Etna Comics 2026: il manifesto di Carpinteri celebra Pippo Baudo

C’è un ponte ideale che collega Bologna a Catania, fatto di segni, colori e memoria collettiva. A tracciarlo è Giorgio Carpinteri, autore del manifesto ufficiale di Etna Comics 2026, giunto alla sua 14ª edizione. Un’immagine destinata a far discutere, emozionare e, soprattutto, raccontare l’anima di uno degli eventi più attesi del panorama nerd italiano.

Figura centrale dell’avanguardia fumettistica italiana e membro storico del gruppo Valvoline, Carpinteri porta a Catania il suo stile inconfondibile: stratificato, visionario, capace di fondere linguaggi diversi in una sintesi potente e contemporanea. Il risultato è un manifesto che non si limita a rappresentare l’evento, ma ne diventa parte integrante, elevandolo a racconto visivo.

Arte e pop: il manifesto di Etna Comics 2026 tra fumetto e televisione

Al centro dell’opera, un omaggio dichiarato a Pippo Baudo, icona della televisione italiana e simbolo indissolubile della città etnea.
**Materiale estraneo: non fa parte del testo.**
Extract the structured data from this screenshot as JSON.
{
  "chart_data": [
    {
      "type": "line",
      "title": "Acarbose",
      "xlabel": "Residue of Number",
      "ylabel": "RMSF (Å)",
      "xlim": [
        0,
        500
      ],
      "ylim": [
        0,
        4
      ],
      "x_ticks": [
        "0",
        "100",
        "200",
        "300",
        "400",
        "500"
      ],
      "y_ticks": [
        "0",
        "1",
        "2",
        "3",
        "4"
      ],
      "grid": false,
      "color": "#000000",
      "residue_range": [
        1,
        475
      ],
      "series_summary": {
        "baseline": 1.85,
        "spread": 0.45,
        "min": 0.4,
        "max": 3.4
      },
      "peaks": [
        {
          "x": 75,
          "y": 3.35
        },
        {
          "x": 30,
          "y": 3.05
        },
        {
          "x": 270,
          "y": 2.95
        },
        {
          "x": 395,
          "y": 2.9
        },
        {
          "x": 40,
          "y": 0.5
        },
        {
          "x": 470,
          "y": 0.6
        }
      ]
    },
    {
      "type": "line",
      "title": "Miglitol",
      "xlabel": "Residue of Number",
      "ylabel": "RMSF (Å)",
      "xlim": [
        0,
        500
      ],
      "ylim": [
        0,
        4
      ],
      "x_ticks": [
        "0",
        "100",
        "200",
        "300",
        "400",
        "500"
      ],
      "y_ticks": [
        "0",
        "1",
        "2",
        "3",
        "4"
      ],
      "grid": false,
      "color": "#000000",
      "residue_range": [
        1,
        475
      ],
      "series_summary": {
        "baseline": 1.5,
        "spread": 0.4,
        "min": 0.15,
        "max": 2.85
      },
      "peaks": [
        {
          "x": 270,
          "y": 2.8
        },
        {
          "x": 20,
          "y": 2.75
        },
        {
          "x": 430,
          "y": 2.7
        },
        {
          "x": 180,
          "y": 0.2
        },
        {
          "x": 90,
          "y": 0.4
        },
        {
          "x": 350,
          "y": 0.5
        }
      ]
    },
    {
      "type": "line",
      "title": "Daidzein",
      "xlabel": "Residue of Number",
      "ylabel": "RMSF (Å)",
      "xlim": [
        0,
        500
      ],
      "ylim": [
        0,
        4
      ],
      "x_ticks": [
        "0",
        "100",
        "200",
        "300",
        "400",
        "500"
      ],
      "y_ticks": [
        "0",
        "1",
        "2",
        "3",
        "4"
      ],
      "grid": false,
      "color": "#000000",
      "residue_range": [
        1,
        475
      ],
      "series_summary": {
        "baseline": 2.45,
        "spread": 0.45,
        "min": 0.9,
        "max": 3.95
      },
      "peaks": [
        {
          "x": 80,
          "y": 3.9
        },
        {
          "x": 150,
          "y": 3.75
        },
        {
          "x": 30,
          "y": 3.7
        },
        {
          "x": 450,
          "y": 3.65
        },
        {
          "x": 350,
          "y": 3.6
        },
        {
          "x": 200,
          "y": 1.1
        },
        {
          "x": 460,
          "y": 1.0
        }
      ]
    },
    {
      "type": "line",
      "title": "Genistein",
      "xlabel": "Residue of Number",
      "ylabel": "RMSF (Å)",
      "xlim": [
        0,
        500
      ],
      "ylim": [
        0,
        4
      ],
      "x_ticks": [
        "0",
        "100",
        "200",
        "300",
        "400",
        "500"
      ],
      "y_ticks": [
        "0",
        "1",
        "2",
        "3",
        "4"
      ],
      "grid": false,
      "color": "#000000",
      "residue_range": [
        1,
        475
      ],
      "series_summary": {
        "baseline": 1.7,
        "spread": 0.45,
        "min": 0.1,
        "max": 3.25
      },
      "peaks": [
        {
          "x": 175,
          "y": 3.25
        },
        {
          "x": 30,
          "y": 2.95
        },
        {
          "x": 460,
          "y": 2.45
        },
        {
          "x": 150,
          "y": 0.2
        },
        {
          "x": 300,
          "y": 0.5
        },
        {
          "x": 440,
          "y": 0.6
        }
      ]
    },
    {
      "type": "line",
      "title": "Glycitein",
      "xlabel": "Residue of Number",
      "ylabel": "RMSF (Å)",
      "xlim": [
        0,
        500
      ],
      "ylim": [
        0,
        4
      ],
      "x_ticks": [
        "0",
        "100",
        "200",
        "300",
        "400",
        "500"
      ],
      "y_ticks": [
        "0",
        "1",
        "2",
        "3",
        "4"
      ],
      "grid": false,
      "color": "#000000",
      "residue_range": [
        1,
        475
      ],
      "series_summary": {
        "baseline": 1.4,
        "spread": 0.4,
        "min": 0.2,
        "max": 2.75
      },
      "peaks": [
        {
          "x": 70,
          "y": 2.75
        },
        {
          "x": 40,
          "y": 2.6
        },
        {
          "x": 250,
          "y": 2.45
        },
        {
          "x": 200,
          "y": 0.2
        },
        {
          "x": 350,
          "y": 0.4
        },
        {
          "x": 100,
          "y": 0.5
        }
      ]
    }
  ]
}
La scelta non è casuale: Etna Comics 2026 celebra infatti una figura che, pur provenendo da un ambito diverso da quello del fumetto, ha contribuito a plasmare l’immaginario culturale del Paese. Carpinteri reinterpreta Baudo con il suo tratto sperimentale, trasformandolo in un simbolo pop, sospeso tra realtà e astrazione.

Il manifesto diventa così un crocevia di suggestioni: televisione e fumetto, tradizione e avanguardia, memoria e reinvenzione. Un approccio che rispecchia perfettamente lo spirito della manifestazione, capace negli anni di evolversi e contaminarsi, senza mai perdere la propria identità.

Ma non finisce qui. Lo stesso Carpinteri sarà anche il primo grande ospite annunciato della kermesse, in programma dal 30 maggio al 2 giugno presso il centro fieristico Le Ciminiere. Un’occasione imperdibile per appassionati e curiosi, che potranno incontrare dal vivo uno degli autori più influenti del fumetto contemporaneo italiano.

Con questa scelta, Etna Comics conferma ancora una volta la propria vocazione: essere non solo una fiera, ma un laboratorio culturale dove linguaggi diversi si incontrano e si reinventano. E il manifesto 2026, firmato Carpinteri, è già destinato a diventare un’icona.